We’re back this month with our second blog about rice and the deep relationship we, as a human race, have with this amazing grain. Rice is grown all over the world, existing in many shapes, colors, sizes and flavors.

As we wrote last month, the rice plant is a type of grass, which produces fruit that ripens into grains of rice. When ready, the plants are harvested, dried and threshed, which results in unrefined rice grains that are separated from the plant stems and leaves. The unrefined grains go on to be cleaned, polished and packaged before they are used to create the many dishes that human societies all over the world relies on for nutrition and sustenance.

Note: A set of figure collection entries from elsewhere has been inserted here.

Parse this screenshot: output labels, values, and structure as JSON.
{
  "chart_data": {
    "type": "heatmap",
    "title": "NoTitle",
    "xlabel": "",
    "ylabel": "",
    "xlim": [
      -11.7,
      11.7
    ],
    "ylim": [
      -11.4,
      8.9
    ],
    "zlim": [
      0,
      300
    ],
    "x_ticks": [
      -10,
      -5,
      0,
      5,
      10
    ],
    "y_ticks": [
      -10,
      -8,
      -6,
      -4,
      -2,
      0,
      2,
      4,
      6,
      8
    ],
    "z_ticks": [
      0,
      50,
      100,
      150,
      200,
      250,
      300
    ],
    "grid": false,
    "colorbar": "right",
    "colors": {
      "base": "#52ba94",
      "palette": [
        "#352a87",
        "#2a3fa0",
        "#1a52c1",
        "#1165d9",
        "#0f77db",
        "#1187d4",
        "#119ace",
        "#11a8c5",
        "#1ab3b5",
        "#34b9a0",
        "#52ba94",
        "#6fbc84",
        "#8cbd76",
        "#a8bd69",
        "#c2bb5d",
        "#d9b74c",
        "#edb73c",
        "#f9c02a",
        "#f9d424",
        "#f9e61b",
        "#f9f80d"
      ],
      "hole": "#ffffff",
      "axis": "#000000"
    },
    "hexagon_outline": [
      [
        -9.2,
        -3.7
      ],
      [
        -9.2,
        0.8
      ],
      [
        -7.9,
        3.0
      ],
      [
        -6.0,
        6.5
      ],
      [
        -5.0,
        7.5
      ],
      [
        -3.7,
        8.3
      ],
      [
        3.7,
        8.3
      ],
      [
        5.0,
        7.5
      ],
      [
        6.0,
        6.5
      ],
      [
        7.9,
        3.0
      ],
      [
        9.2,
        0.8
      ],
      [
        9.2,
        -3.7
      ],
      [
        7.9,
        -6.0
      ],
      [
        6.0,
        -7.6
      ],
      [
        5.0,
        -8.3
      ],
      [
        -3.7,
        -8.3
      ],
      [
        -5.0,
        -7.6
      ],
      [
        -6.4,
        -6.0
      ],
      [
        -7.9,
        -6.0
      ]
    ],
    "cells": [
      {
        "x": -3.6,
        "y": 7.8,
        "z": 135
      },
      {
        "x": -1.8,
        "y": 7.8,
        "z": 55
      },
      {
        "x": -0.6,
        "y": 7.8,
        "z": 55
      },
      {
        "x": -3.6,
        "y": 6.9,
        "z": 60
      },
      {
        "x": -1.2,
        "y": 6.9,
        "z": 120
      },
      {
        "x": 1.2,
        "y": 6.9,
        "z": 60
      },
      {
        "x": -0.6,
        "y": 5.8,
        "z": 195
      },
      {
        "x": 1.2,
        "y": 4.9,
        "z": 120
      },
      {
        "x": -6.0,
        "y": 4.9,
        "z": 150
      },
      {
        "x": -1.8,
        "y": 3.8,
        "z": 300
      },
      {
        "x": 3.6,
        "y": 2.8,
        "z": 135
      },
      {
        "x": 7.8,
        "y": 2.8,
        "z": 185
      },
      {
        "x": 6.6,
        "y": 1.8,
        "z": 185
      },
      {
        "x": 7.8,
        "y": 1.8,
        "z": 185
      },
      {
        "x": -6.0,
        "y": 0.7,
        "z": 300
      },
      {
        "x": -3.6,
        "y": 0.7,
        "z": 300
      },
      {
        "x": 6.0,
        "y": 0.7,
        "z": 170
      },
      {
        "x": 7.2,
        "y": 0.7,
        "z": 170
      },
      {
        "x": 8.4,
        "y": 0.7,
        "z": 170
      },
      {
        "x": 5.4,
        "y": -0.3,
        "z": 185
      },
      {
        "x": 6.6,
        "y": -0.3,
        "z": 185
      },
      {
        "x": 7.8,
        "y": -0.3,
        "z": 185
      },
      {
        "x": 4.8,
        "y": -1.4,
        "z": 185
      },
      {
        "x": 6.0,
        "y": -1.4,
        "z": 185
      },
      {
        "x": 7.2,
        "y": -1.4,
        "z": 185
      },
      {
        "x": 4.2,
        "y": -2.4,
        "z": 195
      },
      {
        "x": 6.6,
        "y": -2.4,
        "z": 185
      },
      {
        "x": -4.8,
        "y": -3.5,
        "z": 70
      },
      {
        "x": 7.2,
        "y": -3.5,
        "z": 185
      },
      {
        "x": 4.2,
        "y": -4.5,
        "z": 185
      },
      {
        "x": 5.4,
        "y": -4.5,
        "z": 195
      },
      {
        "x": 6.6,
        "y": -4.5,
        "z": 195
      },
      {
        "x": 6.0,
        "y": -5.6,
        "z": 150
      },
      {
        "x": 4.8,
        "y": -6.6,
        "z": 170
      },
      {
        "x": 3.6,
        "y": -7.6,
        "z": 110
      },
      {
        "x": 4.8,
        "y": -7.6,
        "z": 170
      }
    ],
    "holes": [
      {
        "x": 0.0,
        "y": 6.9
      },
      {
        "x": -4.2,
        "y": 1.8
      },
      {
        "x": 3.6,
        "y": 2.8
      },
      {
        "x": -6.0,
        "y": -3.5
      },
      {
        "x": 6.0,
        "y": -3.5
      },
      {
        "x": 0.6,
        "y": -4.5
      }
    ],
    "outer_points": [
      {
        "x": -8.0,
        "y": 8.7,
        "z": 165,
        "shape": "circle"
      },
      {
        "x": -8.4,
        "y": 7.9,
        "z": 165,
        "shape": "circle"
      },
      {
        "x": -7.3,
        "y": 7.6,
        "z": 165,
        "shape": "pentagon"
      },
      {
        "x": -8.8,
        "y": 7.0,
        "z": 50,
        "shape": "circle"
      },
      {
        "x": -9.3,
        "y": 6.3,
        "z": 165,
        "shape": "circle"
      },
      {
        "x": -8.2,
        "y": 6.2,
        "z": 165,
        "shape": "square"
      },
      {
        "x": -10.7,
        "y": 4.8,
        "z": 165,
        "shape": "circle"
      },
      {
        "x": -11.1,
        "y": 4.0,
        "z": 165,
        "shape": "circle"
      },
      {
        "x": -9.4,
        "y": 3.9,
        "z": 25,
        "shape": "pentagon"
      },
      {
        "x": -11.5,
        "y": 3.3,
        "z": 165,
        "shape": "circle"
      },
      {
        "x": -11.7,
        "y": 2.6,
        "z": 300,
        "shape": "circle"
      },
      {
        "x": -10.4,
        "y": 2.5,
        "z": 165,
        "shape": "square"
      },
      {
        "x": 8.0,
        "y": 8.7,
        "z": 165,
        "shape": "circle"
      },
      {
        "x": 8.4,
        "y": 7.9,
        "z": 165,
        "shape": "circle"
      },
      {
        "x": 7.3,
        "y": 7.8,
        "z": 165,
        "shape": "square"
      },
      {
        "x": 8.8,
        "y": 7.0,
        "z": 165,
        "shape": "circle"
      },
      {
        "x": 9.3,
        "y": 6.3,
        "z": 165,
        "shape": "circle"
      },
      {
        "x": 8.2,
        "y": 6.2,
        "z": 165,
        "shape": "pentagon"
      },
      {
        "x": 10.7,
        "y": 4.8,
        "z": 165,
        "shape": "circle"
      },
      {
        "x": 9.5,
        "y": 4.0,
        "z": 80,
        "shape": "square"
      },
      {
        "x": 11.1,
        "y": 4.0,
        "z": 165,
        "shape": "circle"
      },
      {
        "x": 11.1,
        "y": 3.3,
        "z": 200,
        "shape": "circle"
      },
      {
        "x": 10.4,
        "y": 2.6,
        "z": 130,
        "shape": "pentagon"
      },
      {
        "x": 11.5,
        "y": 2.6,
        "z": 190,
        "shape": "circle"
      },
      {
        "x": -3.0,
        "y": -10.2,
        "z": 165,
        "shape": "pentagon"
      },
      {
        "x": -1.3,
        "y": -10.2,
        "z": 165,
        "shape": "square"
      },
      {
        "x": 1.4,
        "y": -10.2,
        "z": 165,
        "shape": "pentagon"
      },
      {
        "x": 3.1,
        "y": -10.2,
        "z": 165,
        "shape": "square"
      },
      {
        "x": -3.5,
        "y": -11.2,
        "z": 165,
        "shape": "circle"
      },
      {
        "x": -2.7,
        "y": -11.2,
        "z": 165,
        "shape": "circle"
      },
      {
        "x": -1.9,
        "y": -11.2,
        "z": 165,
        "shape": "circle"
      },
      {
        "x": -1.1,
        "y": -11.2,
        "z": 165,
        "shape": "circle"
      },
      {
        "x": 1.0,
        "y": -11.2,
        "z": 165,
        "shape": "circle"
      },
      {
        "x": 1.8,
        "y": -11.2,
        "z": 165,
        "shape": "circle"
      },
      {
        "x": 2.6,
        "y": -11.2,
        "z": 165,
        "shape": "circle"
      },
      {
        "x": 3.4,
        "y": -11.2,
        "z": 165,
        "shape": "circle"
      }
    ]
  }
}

During the processing phase, rice grains are generally grouped by their origins, and then by size (short, medium or long grain), by the color of the refined grain (white, purple, red or black) and by its texture (loose or sticky). The initial de-husking removes the outer hull surrounding the rice grain, exposing the bran. The bran is either left on the rice—resulting in brown rice if the inner grain is white—or the bran is removed, which leaves the inner grain exposed for polishing, resulting in white rice. Colored rice varieties, like red and black, can be eaten with or without their bran covering.

Short grain white rice

Short grain white rice

Short-grain rice is the most common type used in Japanese cuisine, giving it the broad classification Japonica. (By contrast, long grain rice is categorized as Indica.) These grains are almost round in appearance, and typically less than 5mm long and 2.5 mm wide. These varieties require less water to cook and generally result in starchy or sticky rice. The short grain rice used in Japanese cooking is called uruchi mai, and while there are hundreds of varieties available, popular ones include koshihikari, hitomebore, akitakomachi and sasanishiki. These rice varieties have sweet, nutty flavors, ranging from sticky to loose and plump in texture, and are used to make sushi rice and served as an accompaniment to a meal. Mochi gome, also known as glutinous or sweet rice, is another type of extra-sticky, opaque, short-grain Japanese rice that is used to make mochi, a sweet delicacy with a chewy texture. All of these short grain rice varieties have been produced for decades (if not hundreds of years!) and grace the table of Japanese people across the globe.